Kim Eunwoo, Park Kyoung Ryun, Jang In-Jin, Yu Kyung-Sang, Lee SeungHwan
Department of Clinical Pharmacology and Therapeutics, Seoul National University College of Medicine and Hospital, Seoul, Republic of Korea.
Clinical Trials Center, Seoul National University Hospital, Seoul, Republic of Korea.
Drug Des Devel Ther. 2019 Nov 13;13:3879-3885. doi: 10.2147/DDDT.S197054. eCollection 2019.
Fixed-dose combination (FDC) of gemigliptin and rosuvastatin may improve medication compliance of patients with comorbid type 2 diabetes and dyslipidemia. Pharmacokinetics (PK), pharmacodynamics (PD), and safety of gemigliptin/rosuvastatin 50/20 mg FDC was compared with a loose combination of individual tablets in healthy subjects.
A randomized, open-label, single-dose, two-period, two-sequence, two-treatment crossover study was conducted. Subjects received FDC or a loose combination of gemigliptin (50 mg) and rosuvastatin (20 mg) during each period, with a 14-day washout. Serial blood samples were collected up to 72 hrs after dosing to measure plasma concentrations of gemigliptin, its active metabolite LC15-0636, and rosuvastatin for PK assessment, and DPP-4 activity for PD assessment. PK and PD parameters were calculated using a non-compartmental method. Safety profiles were evaluated throughout the study.
Thirty-seven subjects completed the study. The concentration-time profiles of gemigliptin, LC15-0636, and rosuvastatin were similar between FDC and loose combination, respectively. For each of the three compounds, the geometric mean ratios (90% confidence interval) of FDC to loose combination for C and AUC fell within the bioequivalence range of 0.8-1.25. Inhibition of DPP-4 activity-time profiles after administration of FDC and loose combination was overlapping, and I and AUEC were similar. Both FDC and the loose combination were well tolerated.

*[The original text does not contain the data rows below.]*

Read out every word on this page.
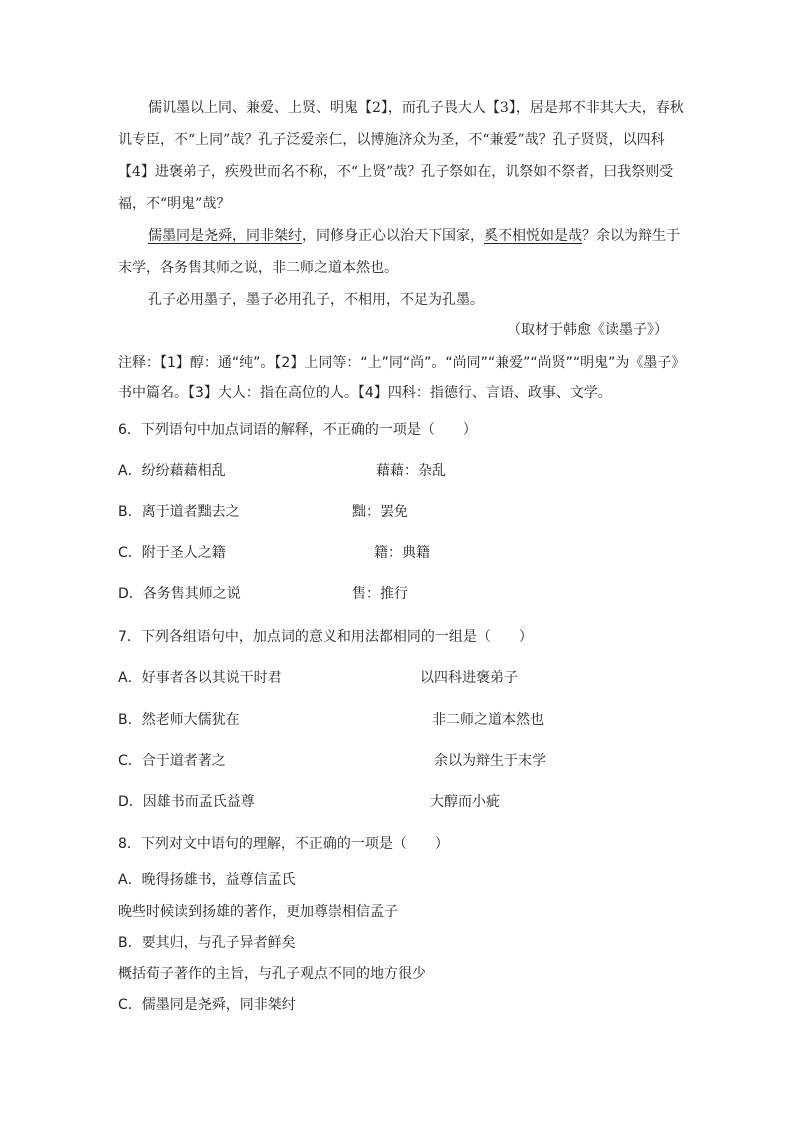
儒讥墨以上同、兼爱、上贤、明鬼【2】，而孔子畏大人【3】，居是邦不非其大夫，春秋讥专臣，不“上同”哉？孔子泛爱亲仁，以博施济众为圣，不“兼爱”哉？孔子贤贤，以四科【4】进褒弟子，疾殁世而名不称，不“上贤”哉？孔子祭如在，讥祭如不祭者，曰我祭则受福，不“明鬼”哉？

儒墨同是尧舜，同非桀纣，同修身正心以治天下国家，奚不相悦如是哉？余以为辩生于末学，各务售其师之说，非二师之道本然也。

孔子必用墨子，墨子必用孔子，不相用，不足为孔墨。

（取材于韩愈《读墨子》）
注释：【1】醇：通“纯”。【2】上同等：“上”同“尚”。“尚同”“兼爱”“尚贤”“明鬼”为《墨子》书中篇名。【3】大人：指在高位的人。【4】四科：指德行、言语、政事、文学。
6．下列语句中加点词语的解释，不正确的一项是（　　）
A．纷纷藉藉相乱	藉藉：杂乱
B．离于道者黜去之	黜：罢免
C．附于圣人之籍	籍：典籍
D．各务售其师之说	售：推行
7．下列各组语句中，加点词的意义和用法都相同的一组是（　　）
A．好事者各以其说干时君	以四科进褒弟子
B．然老师大儒犹在	非二师之道本然也
C．合于道者著之	余以为辩生于末学
D．因雄书而孟氏益尊	大醇而小疵
8．下列对文中语句的理解，不正确的一项是（　　）
A．晚得扬雄书，益尊信孟氏
晚些时候读到扬雄的著作，更加尊崇相信孟子
B．要其归，与孔子异者鲜矣
概括荀子著作的主旨，与孔子观点不同的地方很少
C．儒墨同是尧舜，同非桀纣
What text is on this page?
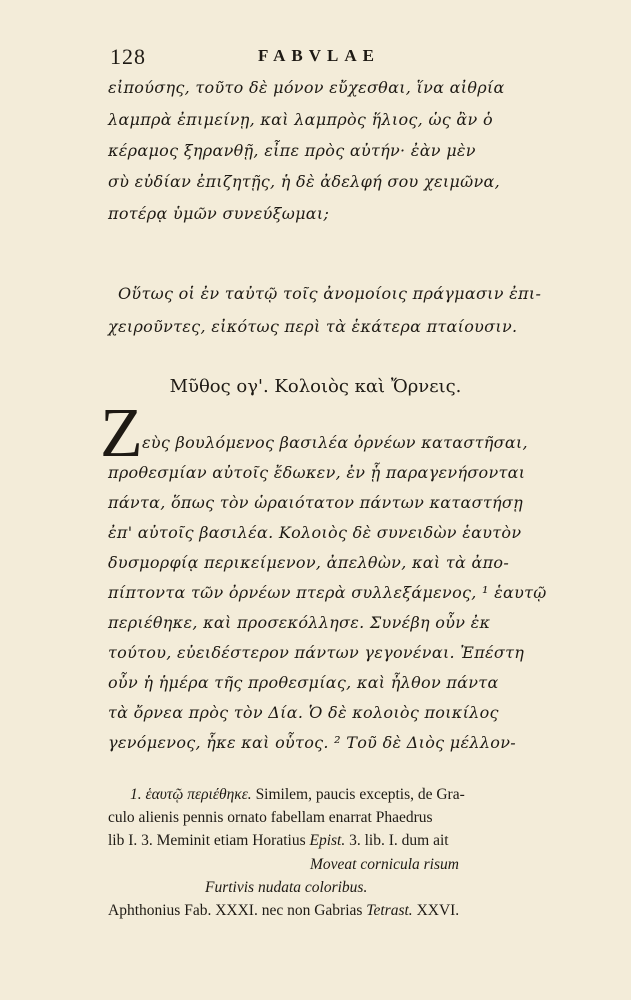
128	FABVLAE
εἰπούσης, τοῦτο δὲ μόνον εὔχεσθαι, ἵνα αἰθρία
λαμπρὰ ἐπιμείνῃ, καὶ λαμπρὸς ἥλιος, ὡς ἂν ὁ
κέραμος ξηρανθῇ, εἶπε πρὸς αὐτήν· ἐὰν μὲν
σὺ εὐδίαν ἐπιζητῇς, ἡ δὲ ἀδελφή σου χειμῶνα,
ποτέρᾳ ὑμῶν συνεύξωμαι;
Οὕτως οἱ ἐν ταὐτῷ τοῖς ἀνομοίοις πράγμασιν ἐπι-
χειροῦντες, εἰκότως περὶ τὰ ἑκάτερα πταίουσιν.
Μῦθος ογ'. Κολοιὸς καὶ Ὄρνεις.
Z εὺς βουλόμενος βασιλέα ὀρνέων καταστῆσαι,
προθεσμίαν αὐτοῖς ἔδωκεν, ἐν ᾗ παραγενήσονται
πάντα, ὅπως τὸν ὡραιότατον πάντων καταστήσῃ
ἐπ' αὐτοῖς βασιλέα. Κολοιὸς δὲ συνειδὼν ἑαυτὸν
δυσμορφίᾳ περικείμενον, ἀπελθὼν, καὶ τὰ ἀπο-
πίπτοντα τῶν ὀρνέων πτερὰ συλλεξάμενος, ¹ ἑαυτῷ
περιέθηκε, καὶ προσεκόλλησε. Συνέβη οὖν ἐκ
τούτου, εὐειδέστερον πάντων γεγονέναι. Ἐπέστη
οὖν ἡ ἡμέρα τῆς προθεσμίας, καὶ ἦλθον πάντα
τὰ ὄρνεα πρὸς τὸν Δία. Ὁ δὲ κολοιὸς ποικίλος
γενόμενος, ἧκε καὶ οὗτος. ² Τοῦ δὲ Διὸς μέλλον-
1. ἑαυτῷ περιέθηκε. Similem, paucis exceptis, de Gra-
culo alienis pennis ornato fabellam enarrat Phaedrus
lib I. 3. Meminit etiam Horatius Epist. 3. lib. I. dum ait
Moveat cornicula risum
Furtivis nudata coloribus.
Aphthonius Fab. XXXI. nec non Gabrias Tetrast. XXVI.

PK, PD, and safety profiles of gemigliptin, its metabolite, and rosuvastatin were similar between FDC and loose combination. The FDC of gemigliptin (50 mg) and rosuvastatin (20 mg) can be used as an alternative to a loose combination, which is expected to improve patient compliance.
吉格列汀与瑞舒伐他汀的固定剂量复方制剂(FDC)可能会提高2型糖尿病合并血脂异常患者的用药依从性。在健康受试者中,对吉格列汀/瑞舒伐他汀50/20 mg FDC的药代动力学(PK)、药效学(PD)及安全性与单片片剂的松散组合进行了比较。
进行了一项随机、开放标签、单剂量、两周期、两序列、两治疗交叉研究。受试者在每个周期接受FDC或吉格列汀(50 mg)与瑞舒伐他汀(20 mg)的松散组合,洗脱期为14天。给药后长达72小时采集系列血样,以测量吉格列汀、其活性代谢物LC15 - 0636及瑞舒伐他汀的血浆浓度用于PK评估,以及DPP - 4活性用于PD评估。使用非房室方法计算PK和PD参数。在整个研究过程中评估安全性。
37名受试者完成了研究。FDC与松散组合之间,吉格列汀、LC15 - 0636及瑞舒伐他汀的浓度 - 时间曲线分别相似。对于这三种化合物中的每一种,FDC与松散组合的C和AUC的几何平均比值(90%置信区间)均落在生物等效性范围0.8 - 1.25内。FDC和松散组合给药后DPP - 4活性 - 时间曲线重叠,I和AUEC相似。FDC和松散组合耐受性均良好。
FDC与松散组合之间,吉格列汀及其代谢物以及瑞舒伐他汀的PK、PD和安全性相似。吉格列汀(50 mg)与瑞舒伐他汀(20 mg)的FDC可作为松散组合的替代方案,有望提高患者依从性。